Un último caso que señala Kameno nos sirve para cerrar esta interpretación tan extravagante sobre la identidad del Imperio español. Se trata de las reducciones jesuíticas instaladas en la región de Paraguay, que según Kameno no eran propiamente españolas, pues en ella se encontraban religiosos extranjeros de la Compañía (ignorando que su máxima autoridad era el español Antonio Ruiz de Montoya) (págs. 323-326) . Estas misiones, acechadas por los paramilitares portugueses o bandeirantes casi desde su fundación, se vieron en la necesidad de constituir un ejército fuerte, que según Kameno sería obra exclusiva de los monjes jesuitas, que formaron las mejores tropas de América: «En 1697, un contingente de dos mil indios rechazó a los franceses en Buenos Aires; en 1704, un ejército de cuatro mil hombres acompañado de caballos, ganado y un arsenal móvil descendió el Paraná en barcazas con el objetivo de defender la ciudad contra los ingleses; en 1724, expulsaron a los portugueses de Montevideo. Sin la asombrosa pericia de los soldados guaraníes, el poder de España en Sudamérica podría haberse extinguido» (págs. 326-327).

Sin embargo, Kameno, totalmente fuera de sitio, omite que no fueron los jesuitas quienes armaron a los indígenas. En efecto, fueron los miembros de la Compañía instalados en Paraguay, digiridos por Antonio Ruiz de Montoya, quienes se sintieron compelidos a intervenir para protegerse, pero primero se pidió autorización a la corona para instruir a los guaraníes en el manejo de armas. Y dicha instrucción no fue realizada sin más por los monjes jesuitas, equiparándolos graciosamente a los Templarios, sino por veteranos de los Tercios de Flandes que habían recalado en la orden, como fue el caso de Domingo de Torres. En la batalla de Mboreré (1641), las tropas indígenas al servicio de España (y no de la nación guaraní) alcanzaron la victoria sobre los bandeirantes portugueses, comenzando a consolidar las misiones durante más de un siglo» (Bartolomé Bennassar, La América española y la América portuguesa, Sarpe, Barcelona 1985, págs. 178-179.)

Entonces, lo que se aprecia cuando se contemplan los datos de Kameno bajo una nueva luz, es que los guaraníes eran ciudadanos del nuevo Imperio Romano, es decir, España, pues ellos también participaron en las guerras de afirmación y conquista, como los hispanos, los nubios, los helenos, los germanos, &c., participaron en las guerras de

conquista del Imperio Romano, insertados en sus legiones.
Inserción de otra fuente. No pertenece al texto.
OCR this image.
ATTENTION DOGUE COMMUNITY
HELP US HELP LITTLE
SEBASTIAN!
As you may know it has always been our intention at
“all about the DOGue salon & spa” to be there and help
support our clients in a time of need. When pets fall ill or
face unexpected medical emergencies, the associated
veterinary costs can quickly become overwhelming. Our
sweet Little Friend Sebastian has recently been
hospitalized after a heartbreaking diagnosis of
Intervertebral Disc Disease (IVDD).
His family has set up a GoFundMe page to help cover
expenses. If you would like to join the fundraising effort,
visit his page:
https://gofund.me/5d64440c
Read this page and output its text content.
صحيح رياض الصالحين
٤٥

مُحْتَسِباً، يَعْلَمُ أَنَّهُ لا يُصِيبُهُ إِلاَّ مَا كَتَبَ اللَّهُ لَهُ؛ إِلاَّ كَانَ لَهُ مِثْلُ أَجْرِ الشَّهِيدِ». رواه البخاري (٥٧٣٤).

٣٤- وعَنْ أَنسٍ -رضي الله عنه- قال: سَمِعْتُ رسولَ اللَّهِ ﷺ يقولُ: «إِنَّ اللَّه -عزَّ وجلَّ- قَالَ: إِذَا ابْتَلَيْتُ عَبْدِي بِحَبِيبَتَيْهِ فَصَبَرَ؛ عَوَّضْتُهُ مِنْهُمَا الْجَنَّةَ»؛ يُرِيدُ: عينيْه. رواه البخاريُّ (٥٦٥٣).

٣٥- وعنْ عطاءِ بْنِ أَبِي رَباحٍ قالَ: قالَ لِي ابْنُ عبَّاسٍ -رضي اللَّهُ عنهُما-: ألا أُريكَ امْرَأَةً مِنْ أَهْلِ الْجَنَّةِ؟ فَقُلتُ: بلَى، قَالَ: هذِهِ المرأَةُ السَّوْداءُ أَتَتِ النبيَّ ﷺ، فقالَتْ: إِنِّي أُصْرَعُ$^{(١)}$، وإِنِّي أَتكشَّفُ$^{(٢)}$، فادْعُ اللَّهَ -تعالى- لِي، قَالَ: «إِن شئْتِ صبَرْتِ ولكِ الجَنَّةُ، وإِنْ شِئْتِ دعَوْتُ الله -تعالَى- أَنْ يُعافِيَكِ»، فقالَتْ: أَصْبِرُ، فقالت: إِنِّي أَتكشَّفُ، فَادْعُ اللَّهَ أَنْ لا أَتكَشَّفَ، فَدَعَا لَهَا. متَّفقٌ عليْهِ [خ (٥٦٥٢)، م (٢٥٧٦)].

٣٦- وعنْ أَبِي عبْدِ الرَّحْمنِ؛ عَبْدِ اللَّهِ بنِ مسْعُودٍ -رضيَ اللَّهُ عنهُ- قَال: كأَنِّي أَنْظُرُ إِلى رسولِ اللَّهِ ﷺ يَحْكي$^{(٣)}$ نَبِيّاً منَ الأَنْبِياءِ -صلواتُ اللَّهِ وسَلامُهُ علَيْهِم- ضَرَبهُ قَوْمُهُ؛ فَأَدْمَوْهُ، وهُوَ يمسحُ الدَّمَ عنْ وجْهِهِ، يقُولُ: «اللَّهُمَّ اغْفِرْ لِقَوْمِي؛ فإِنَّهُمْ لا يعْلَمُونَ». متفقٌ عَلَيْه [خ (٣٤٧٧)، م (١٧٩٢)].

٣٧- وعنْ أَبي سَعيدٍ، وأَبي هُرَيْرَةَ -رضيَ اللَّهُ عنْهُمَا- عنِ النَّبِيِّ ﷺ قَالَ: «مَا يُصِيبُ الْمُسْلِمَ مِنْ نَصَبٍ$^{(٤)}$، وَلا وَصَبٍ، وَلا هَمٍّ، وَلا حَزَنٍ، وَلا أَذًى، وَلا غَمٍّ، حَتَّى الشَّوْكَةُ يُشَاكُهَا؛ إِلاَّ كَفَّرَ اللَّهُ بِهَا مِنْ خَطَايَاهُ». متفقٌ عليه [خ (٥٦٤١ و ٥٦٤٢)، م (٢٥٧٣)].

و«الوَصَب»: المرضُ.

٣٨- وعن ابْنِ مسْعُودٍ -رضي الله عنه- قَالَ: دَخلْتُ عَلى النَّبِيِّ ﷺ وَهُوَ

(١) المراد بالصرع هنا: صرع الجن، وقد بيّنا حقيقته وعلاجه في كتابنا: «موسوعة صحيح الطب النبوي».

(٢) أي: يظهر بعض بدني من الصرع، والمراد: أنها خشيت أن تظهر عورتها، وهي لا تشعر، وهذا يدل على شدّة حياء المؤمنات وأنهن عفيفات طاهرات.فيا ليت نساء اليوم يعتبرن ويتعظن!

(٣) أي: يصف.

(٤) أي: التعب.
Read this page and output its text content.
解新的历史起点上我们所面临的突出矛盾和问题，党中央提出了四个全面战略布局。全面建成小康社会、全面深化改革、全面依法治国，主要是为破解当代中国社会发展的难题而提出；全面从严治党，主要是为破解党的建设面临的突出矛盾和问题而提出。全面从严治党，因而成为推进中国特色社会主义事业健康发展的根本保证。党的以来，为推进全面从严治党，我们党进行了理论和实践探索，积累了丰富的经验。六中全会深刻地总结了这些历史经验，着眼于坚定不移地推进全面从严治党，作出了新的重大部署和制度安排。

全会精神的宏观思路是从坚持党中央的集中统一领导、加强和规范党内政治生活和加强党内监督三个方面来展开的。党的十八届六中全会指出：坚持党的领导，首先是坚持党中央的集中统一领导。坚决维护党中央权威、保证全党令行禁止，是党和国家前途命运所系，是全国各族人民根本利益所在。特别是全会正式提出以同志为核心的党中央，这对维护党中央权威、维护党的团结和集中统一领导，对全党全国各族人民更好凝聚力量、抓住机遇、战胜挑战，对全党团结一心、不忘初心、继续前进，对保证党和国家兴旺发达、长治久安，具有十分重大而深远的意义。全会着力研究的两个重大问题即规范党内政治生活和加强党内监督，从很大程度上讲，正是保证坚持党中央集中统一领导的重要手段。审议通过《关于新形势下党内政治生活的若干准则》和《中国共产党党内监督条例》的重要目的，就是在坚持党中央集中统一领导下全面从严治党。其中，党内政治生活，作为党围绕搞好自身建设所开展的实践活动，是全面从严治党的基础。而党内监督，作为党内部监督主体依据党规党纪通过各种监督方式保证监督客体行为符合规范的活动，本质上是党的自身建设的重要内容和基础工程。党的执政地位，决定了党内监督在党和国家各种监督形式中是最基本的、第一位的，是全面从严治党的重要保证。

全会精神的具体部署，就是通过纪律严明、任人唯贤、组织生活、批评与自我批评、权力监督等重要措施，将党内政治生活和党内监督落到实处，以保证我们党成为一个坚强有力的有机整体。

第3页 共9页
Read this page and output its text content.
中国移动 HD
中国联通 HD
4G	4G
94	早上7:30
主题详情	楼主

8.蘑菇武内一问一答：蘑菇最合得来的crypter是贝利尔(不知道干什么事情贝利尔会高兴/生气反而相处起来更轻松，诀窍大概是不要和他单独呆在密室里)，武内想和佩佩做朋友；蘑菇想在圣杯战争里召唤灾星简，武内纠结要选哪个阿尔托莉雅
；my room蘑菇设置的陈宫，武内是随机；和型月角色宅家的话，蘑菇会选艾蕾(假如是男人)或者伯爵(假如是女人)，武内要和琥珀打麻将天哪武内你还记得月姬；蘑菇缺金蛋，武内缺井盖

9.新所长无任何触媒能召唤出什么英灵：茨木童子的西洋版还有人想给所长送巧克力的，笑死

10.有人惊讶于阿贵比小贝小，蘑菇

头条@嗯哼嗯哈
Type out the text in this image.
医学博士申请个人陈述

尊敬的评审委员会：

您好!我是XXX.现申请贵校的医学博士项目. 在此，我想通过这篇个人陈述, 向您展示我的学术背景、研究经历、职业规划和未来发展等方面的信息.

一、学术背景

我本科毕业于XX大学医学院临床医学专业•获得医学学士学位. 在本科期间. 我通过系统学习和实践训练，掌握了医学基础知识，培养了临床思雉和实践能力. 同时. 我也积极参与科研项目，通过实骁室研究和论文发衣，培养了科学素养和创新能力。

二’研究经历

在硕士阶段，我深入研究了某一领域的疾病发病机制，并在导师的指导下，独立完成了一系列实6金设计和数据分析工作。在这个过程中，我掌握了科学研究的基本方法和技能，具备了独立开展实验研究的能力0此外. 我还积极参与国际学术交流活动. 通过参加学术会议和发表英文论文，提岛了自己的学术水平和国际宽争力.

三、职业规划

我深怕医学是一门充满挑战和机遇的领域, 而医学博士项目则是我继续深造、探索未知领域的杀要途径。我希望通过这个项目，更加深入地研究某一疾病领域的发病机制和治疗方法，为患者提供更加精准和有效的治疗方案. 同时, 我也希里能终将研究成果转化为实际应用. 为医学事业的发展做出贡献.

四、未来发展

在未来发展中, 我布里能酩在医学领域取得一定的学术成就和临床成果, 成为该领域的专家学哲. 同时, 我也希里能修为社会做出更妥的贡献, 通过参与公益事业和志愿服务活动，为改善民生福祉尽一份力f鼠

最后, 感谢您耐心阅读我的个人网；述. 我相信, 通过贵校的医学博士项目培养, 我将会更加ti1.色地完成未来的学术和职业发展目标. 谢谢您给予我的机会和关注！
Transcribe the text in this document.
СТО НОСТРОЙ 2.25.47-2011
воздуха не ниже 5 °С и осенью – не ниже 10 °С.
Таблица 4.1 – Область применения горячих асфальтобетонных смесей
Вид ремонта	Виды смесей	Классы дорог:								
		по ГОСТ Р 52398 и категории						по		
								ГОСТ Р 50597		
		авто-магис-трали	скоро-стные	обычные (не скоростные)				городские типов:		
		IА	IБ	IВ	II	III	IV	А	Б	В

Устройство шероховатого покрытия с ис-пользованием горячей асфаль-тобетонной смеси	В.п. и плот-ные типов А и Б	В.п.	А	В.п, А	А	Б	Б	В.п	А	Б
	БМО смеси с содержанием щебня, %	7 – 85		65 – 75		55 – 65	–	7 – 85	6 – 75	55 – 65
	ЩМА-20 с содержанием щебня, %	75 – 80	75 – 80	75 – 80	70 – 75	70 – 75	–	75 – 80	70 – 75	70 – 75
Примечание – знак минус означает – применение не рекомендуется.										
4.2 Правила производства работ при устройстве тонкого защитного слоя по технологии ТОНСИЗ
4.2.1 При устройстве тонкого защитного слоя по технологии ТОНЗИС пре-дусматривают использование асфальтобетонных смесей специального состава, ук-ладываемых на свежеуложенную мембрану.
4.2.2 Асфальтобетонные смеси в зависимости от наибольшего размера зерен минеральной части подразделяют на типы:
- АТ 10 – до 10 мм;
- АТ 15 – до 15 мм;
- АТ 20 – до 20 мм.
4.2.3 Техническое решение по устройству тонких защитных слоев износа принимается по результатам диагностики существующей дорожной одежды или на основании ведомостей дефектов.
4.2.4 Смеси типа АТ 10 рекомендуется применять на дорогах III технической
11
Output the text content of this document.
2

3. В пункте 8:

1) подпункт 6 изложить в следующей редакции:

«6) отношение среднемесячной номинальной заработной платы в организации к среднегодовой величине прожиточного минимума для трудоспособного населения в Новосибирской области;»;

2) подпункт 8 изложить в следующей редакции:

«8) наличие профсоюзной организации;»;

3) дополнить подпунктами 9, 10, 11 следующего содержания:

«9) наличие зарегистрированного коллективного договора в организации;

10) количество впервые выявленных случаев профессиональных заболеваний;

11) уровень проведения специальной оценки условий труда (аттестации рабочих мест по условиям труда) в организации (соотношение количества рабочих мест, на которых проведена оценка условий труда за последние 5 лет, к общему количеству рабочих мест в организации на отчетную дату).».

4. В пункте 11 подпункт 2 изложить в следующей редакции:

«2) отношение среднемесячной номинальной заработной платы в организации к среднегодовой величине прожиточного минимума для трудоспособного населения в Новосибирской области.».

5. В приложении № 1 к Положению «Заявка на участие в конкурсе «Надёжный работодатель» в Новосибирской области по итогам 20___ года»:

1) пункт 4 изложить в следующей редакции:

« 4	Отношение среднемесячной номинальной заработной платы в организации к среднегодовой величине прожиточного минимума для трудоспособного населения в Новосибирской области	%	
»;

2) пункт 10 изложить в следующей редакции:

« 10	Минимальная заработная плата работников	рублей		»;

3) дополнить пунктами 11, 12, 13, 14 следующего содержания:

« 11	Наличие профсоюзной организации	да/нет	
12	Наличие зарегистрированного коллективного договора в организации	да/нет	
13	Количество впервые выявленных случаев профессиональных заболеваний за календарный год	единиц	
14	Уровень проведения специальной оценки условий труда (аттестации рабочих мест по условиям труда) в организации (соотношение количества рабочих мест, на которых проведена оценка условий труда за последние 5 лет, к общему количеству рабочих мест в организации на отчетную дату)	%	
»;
Luego la identidad de aquellos territorios que los propios ingleses denominaban como Hispanoamérica, no puede ser discutida en base a argumentaciones tan pobres como la que nos presenta Kameno. Argumentaciones que por otro lado adolecen del mito de la identidad cultural, es decir, la creencia en comunidades indígenas que vivieron, a pesar del proceso civilizador de América, al margen de los españoles, y sin ver alterada su propia existencia.

El final del Imperio

La última parte de la obra Imperio se centra en lo sucedido en España tras la victoria de Felipe V en la Guerra de Sucesión provocada por el fallecimiento de Carlos II sin descendencia. Es decir, en la nueva administración, la Casa de Borbón-Anjou, que ocupó el trono hispano desde entonces. Sería esta la última etapa del imperio pero, como es constante en España, según Kameno, esta administración no variaría en su carácter de «extranjera». Serían esta vez los franceses los que «ayudarían» a España a realizar su papel imperial, expandiéndose por Norteamérica, y llevándoles a aceptar que dos «científicos» suyos, como el geógrafo Jorge Juan y el botánico Juan de Ulloa, en una expedición por el Pacífico y América del Sur, que sería fructuosa para la ciencia española, hasta entonces muy acongojada (págs. 503 y ss.).

Sin embargo, Kameno olvida intencionadamente que los estudios sobre botánica, aunque abortados de forma abrupta, fueron realizados por José de Acosta en el siglo XVI, ya que son citados en su propio libro (pág. 175), autor ciertamente conocido en aquella época, como señalan diversos autores (Feijoo, Humboldt). Pero Kameno, empeñado en sus extravagancias, camina por senderos tan sorprendentes y maravillados, que se siente como un pionero de los que, en la época dorada del Imperio, se embarcaban en aventuras por medio mundo. Cabe preguntarse si es pionero de algo realmente serio, o simplemente pionero en la extravagancia, sobre todo al contemplar sus conclusiones, ciertamente paradigmáticas de lo que supone su libro.

Un ejemplo de éstas lo proporcionan las siguientes afirmaciones sobre el derecho de conquista y las controversias del Derecho Indiano:

«Otros, como el teórico de la política Francisco de Vitoria o como Felipe II, tendían a pensar, empero, que el imperio era una comunidad de naciones en la que los pueblos sometidos mantenían sus derechos y propiedades siempre y cuando no lo perdieran por rebelión». Asimismo, este fervor «les llevó a desarrollar diversas ideas que desde entonces se consideran como una contribución pionera a la teoría del derecho internacional. Su importante obra, transmitida en parte a través de los bien conocidos trabajos de Las Casas, ha sido a menudo interpretada de un modo que invierte por completo la cruda realidad de lo que ocurrió durante el período imperial. A algunos profesores, misioneros y administradores les preocupaba, en efecto, que el imperio español actuara de acuerdo con normas éticas y europeas.» (págs. 562-563.)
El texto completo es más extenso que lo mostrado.